Tentando forçar a memória, também não conseguia recordar se tinha engolido o
comprimido no dia anterior. Depois de vestir o pijama, foi até o armário de
medicamentos. Tão logo abriu o mobiliário, de lá saiu uma barata. Com o chinelo
na mão, desferiu vários golpes na peça de madeira até que, finalmente, acertasse
o alvo. Raivoso, bateu tantas vezes no inseto, que o exoesqueleto da barata foi
esfacelado, deixando o corpo com uma forma irreconhecível. Além do calçado, suas
mãos também estavam sujas com as entranhas do pequeno animal. Desejou fazer o
mesmo com João Remocaim, queria esmagar o crânio do antigo parceiro de burlas
ao erário da nação. Com o remédio em mãos, ainda não tinha certeza de quando
tinha sido a última vez que havia consumido a medicação, por isso, em uma
decisão de momento, considerando o seu estado alterado, julgou que deveria contrabalançar
a possível falta anterior com uma compensação imediata. Separou três
comprimidos e foi até a cozinha à procura de uma copo d’água. Assim que se serviu
da jarra, jogou todo o líquido no ralo da pia. Já estava velho, não tinha mais
o seu emprego, o destituíram do seu poder, se transformara em mais um a quem
cabia aceitar as decisões de outros sem qualquer influência. Com muitos
pensamentos autodepreciativos, serviu um copo de uísque e a cada gole ingeria
um medicamento lambuzado no líquido viscoso da barata morta. Sozinho na cadeira
estofada em frente à mesa da cozinha, o ex-desembargador bebeu mais quatro
doses antes de ir até o escritório e abrir um armário que ficava
permanentemente fechado. De dentro, tirou um revólver, a mesma arma que usou
quando serviu o exército nacional. Retornou ao quarto e observou a mulher que
dormia. Disse a ela que faria justiça, que ainda era um desembargador, que
faria justiça. Dopada pelos tranquilizantes, a esposa seguiu o sono a que
estava entregue, e não ouviu uma palavra do que foi dito.
Vestindo
o seu pijama e chinelos de dedo, o revólver firmemente seguro na mão direita, ele
saiu pela porta do apartamento e apertou o botão do elevador.

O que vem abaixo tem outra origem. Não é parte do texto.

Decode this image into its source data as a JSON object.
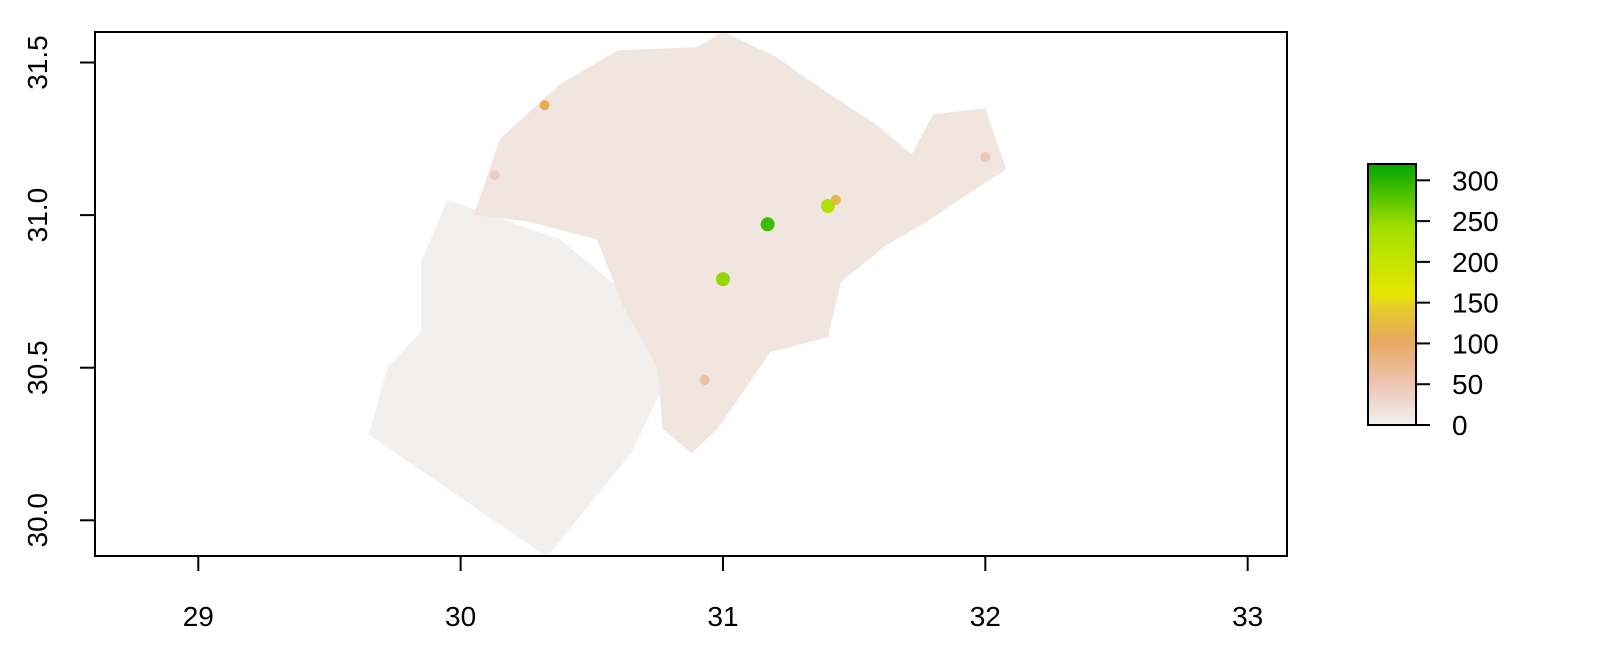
{
  "chart_data": {
    "type": "heatmap",
    "title": "",
    "xlabel": "",
    "ylabel": "",
    "xlim": [
      28.57,
      33.15
    ],
    "ylim": [
      29.88,
      31.6
    ],
    "x_ticks": [
      "29",
      "30",
      "31",
      "32",
      "33"
    ],
    "y_ticks": [
      "30.0",
      "30.5",
      "31.0",
      "31.5"
    ],
    "grid": false,
    "legend": {
      "placement": "right",
      "range": [
        0,
        320
      ],
      "ticks": [
        "0",
        "50",
        "100",
        "150",
        "200",
        "250",
        "300"
      ],
      "colors": [
        "#f2f2f2",
        "#eec3b1",
        "#e8a85f",
        "#e6cc2a",
        "#e6e600",
        "#a6e000",
        "#00a600"
      ]
    },
    "regions": [
      {
        "value": 2,
        "polygon": [
          [
            29.65,
            30.28
          ],
          [
            30.33,
            29.88
          ],
          [
            30.65,
            30.22
          ],
          [
            30.78,
            30.45
          ],
          [
            30.72,
            30.68
          ],
          [
            30.38,
            30.92
          ],
          [
            29.95,
            31.05
          ],
          [
            29.85,
            30.85
          ],
          [
            29.85,
            30.62
          ],
          [
            29.72,
            30.5
          ]
        ]
      },
      {
        "value": 14,
        "polygon": [
          [
            30.05,
            31.0
          ],
          [
            30.15,
            31.25
          ],
          [
            30.38,
            31.43
          ],
          [
            30.6,
            31.54
          ],
          [
            30.9,
            31.55
          ],
          [
            31.0,
            31.6
          ],
          [
            31.2,
            31.52
          ],
          [
            31.4,
            31.4
          ],
          [
            31.58,
            31.3
          ],
          [
            31.72,
            31.2
          ],
          [
            31.8,
            31.33
          ],
          [
            32.0,
            31.35
          ],
          [
            32.08,
            31.15
          ],
          [
            31.9,
            31.05
          ],
          [
            31.78,
            30.98
          ],
          [
            31.62,
            30.9
          ],
          [
            31.45,
            30.78
          ],
          [
            31.4,
            30.6
          ],
          [
            31.18,
            30.55
          ],
          [
            31.1,
            30.45
          ],
          [
            30.98,
            30.3
          ],
          [
            30.88,
            30.22
          ],
          [
            30.77,
            30.3
          ],
          [
            30.75,
            30.5
          ],
          [
            30.62,
            30.7
          ],
          [
            30.52,
            30.92
          ],
          [
            30.25,
            30.98
          ]
        ]
      }
    ],
    "hotspots": [
      {
        "x": 31.0,
        "y": 30.79,
        "value": 250
      },
      {
        "x": 31.17,
        "y": 30.97,
        "value": 290
      },
      {
        "x": 31.4,
        "y": 31.03,
        "value": 230
      },
      {
        "x": 31.43,
        "y": 31.05,
        "value": 120
      },
      {
        "x": 30.93,
        "y": 30.46,
        "value": 60
      },
      {
        "x": 32.0,
        "y": 31.19,
        "value": 45
      },
      {
        "x": 30.13,
        "y": 31.13,
        "value": 40
      },
      {
        "x": 30.32,
        "y": 31.36,
        "value": 110
      }
    ]
  }
}
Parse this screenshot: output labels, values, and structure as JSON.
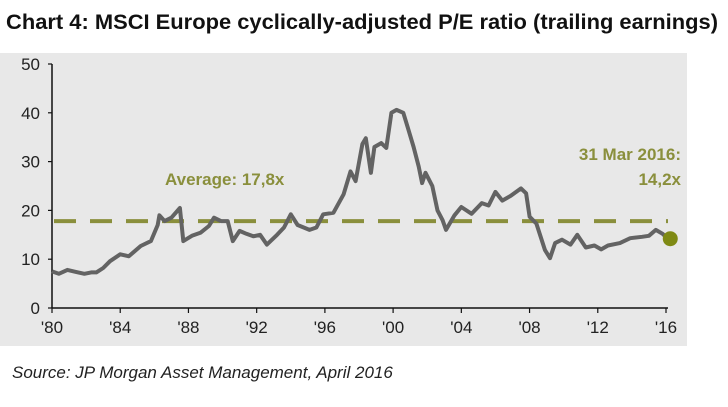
{
  "chart_data": {
    "type": "line",
    "title": "Chart 4:  MSCI Europe cyclically-adjusted P/E ratio (trailing earnings)",
    "source": "Source:  JP Morgan Asset Management, April 2016",
    "xlabel": "",
    "ylabel": "",
    "xlim": [
      1980,
      2016.3
    ],
    "ylim": [
      0,
      50
    ],
    "y_ticks": [
      0,
      10,
      20,
      30,
      40,
      50
    ],
    "x_ticks": [
      {
        "year": 1980,
        "label": "'80"
      },
      {
        "year": 1984,
        "label": "'84"
      },
      {
        "year": 1988,
        "label": "'88"
      },
      {
        "year": 1992,
        "label": "'92"
      },
      {
        "year": 1996,
        "label": "'96"
      },
      {
        "year": 2000,
        "label": "'00"
      },
      {
        "year": 2004,
        "label": "'04"
      },
      {
        "year": 2008,
        "label": "'08"
      },
      {
        "year": 2012,
        "label": "'12"
      },
      {
        "year": 2016,
        "label": "'16"
      }
    ],
    "grid": false,
    "colors": {
      "line": "#636363",
      "average": "#8a8f3c",
      "marker": "#7f8a14",
      "plot_bg": "#e8e8e8"
    },
    "series": [
      {
        "x": [
          1980,
          1980.4,
          1980.9,
          1981.4,
          1981.9,
          1982.3,
          1982.6,
          1983,
          1983.4,
          1984,
          1984.5,
          1985.2,
          1985.8,
          1986.2,
          1986.3,
          1986.6,
          1987,
          1987.5,
          1987.7,
          1988.2,
          1988.7,
          1989.2,
          1989.5,
          1989.9,
          1990.3,
          1990.6,
          1991,
          1991.4,
          1991.8,
          1992.2,
          1992.6,
          1993.2,
          1993.6,
          1994,
          1994.4,
          1995.1,
          1995.5,
          1995.9,
          1996.5,
          1997.1,
          1997.5,
          1997.8,
          1998.2,
          1998.4,
          1998.7,
          1998.9,
          1999.3,
          1999.6,
          1999.9,
          2000.2,
          2000.6,
          2000.9,
          2001.2,
          2001.5,
          2001.7,
          2001.9,
          2002.3,
          2002.6,
          2002.9,
          2003.1,
          2003.6,
          2004,
          2004.6,
          2005.2,
          2005.6,
          2006,
          2006.4,
          2006.9,
          2007.5,
          2007.8,
          2008,
          2008.4,
          2008.9,
          2009.2,
          2009.5,
          2009.9,
          2010.4,
          2010.8,
          2011.3,
          2011.8,
          2012.2,
          2012.6,
          2013.3,
          2013.9,
          2014.6,
          2015,
          2015.4,
          2015.8,
          2016.1
        ],
        "y": [
          7.5,
          7,
          7.8,
          7.4,
          7,
          7.3,
          7.3,
          8.2,
          9.6,
          11,
          10.6,
          12.7,
          13.7,
          17,
          19,
          17.8,
          18.5,
          20.5,
          13.7,
          14.8,
          15.4,
          16.8,
          18.5,
          17.8,
          17.8,
          13.7,
          15.8,
          15.2,
          14.7,
          15,
          13,
          15,
          16.5,
          19.2,
          17,
          16,
          16.5,
          19.2,
          19.5,
          23.3,
          28,
          26,
          33.6,
          34.8,
          27.7,
          33,
          33.8,
          32.8,
          40,
          40.6,
          40,
          36.5,
          33,
          29,
          25.6,
          27.7,
          25,
          20,
          18,
          16,
          19,
          20.7,
          19.3,
          21.5,
          21,
          23.8,
          22,
          23,
          24.5,
          23.5,
          18.7,
          17.3,
          11.9,
          10.2,
          13.3,
          14,
          13,
          15,
          12.4,
          12.8,
          12,
          12.8,
          13.3,
          14.3,
          14.6,
          14.8,
          16,
          15.2,
          14.2
        ]
      }
    ],
    "average": {
      "value": 17.8,
      "label": "Average: 17,8x"
    },
    "last_point": {
      "year": 2016.25,
      "value": 14.2,
      "label_line1": "31 Mar 2016:",
      "label_line2": "14,2x"
    }
  }
}
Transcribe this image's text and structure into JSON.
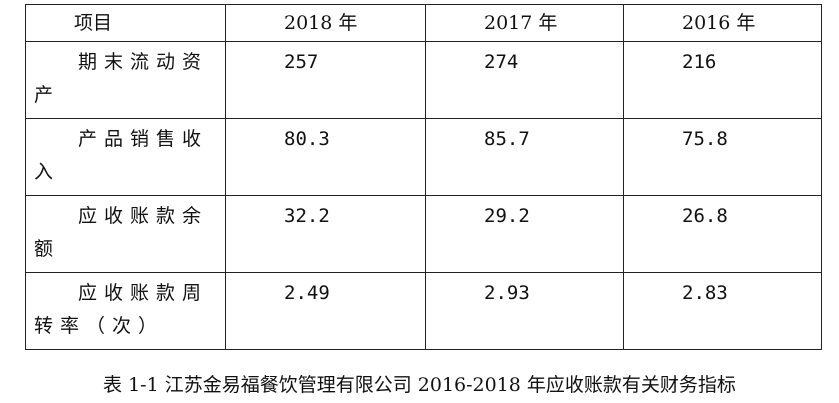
{
  "table": {
    "header": {
      "label": "项目",
      "years": [
        "2018 年",
        "2017 年",
        "2016 年"
      ]
    },
    "rows": [
      {
        "label": "期末流动资产",
        "values": [
          "257",
          "274",
          "216"
        ]
      },
      {
        "label": "产品销售收入",
        "values": [
          "80.3",
          "85.7",
          "75.8"
        ]
      },
      {
        "label": "应收账款余额",
        "values": [
          "32.2",
          "29.2",
          "26.8"
        ]
      },
      {
        "label": "应收账款周转率（次）",
        "values": [
          "2.49",
          "2.93",
          "2.83"
        ]
      }
    ]
  },
  "caption": "表 1-1 江苏金易福餐饮管理有限公司 2016-2018 年应收账款有关财务指标"
}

Começou a falar
mais alto, ameaçando João Remocaim como se este estivesse presente para ouvir
os impropérios. Ingressou no transporte vertical e desceu na garagem
subterrânea. Eram três andares sob o solo destinados aos automóveis, e Miguel
Martins estava verdadeiramente confuso. Mesmo com a idade avançada, começou a
correr pelo estacionamento à procura do seu carro com a arma apontada para a
frente e elencando diferentes xingamentos ao desafeto. Dois funcionários do
edifício apareceram para pedir que ele se acalmasse, que largasse a arma e que
falasse no idioma local. Tropeçando nas próprias pernas, o ex-desembargador caiu
com o rosto no chão. Os homens que se aproximavam se detiveram quando
perceberam que o velho se virava com dificuldade, mas mantinha a arma na mão
direita. Miguel Martins, mais uma vez, ouviu a linguagem distinta da sua e começou
a perceber o que estava fazendo. Desde que fora destituído do seu cargo no
tribunal supremo, ele e a esposa se exilaram em outro país. Era inútil sair com
um revólver à caça de João Remocaim, pois o político permanecia no país
ocupado. Caindo em si do ridículo que estava passando, uma figura tão distante do
homem que imaginava ser, uma lágrima lhe brotou no olho. Apontou a arma para o
próprio peito e disparou.
As
últimas palavras em um idioma estrangeiro que ouviu foram: decidiu se matar.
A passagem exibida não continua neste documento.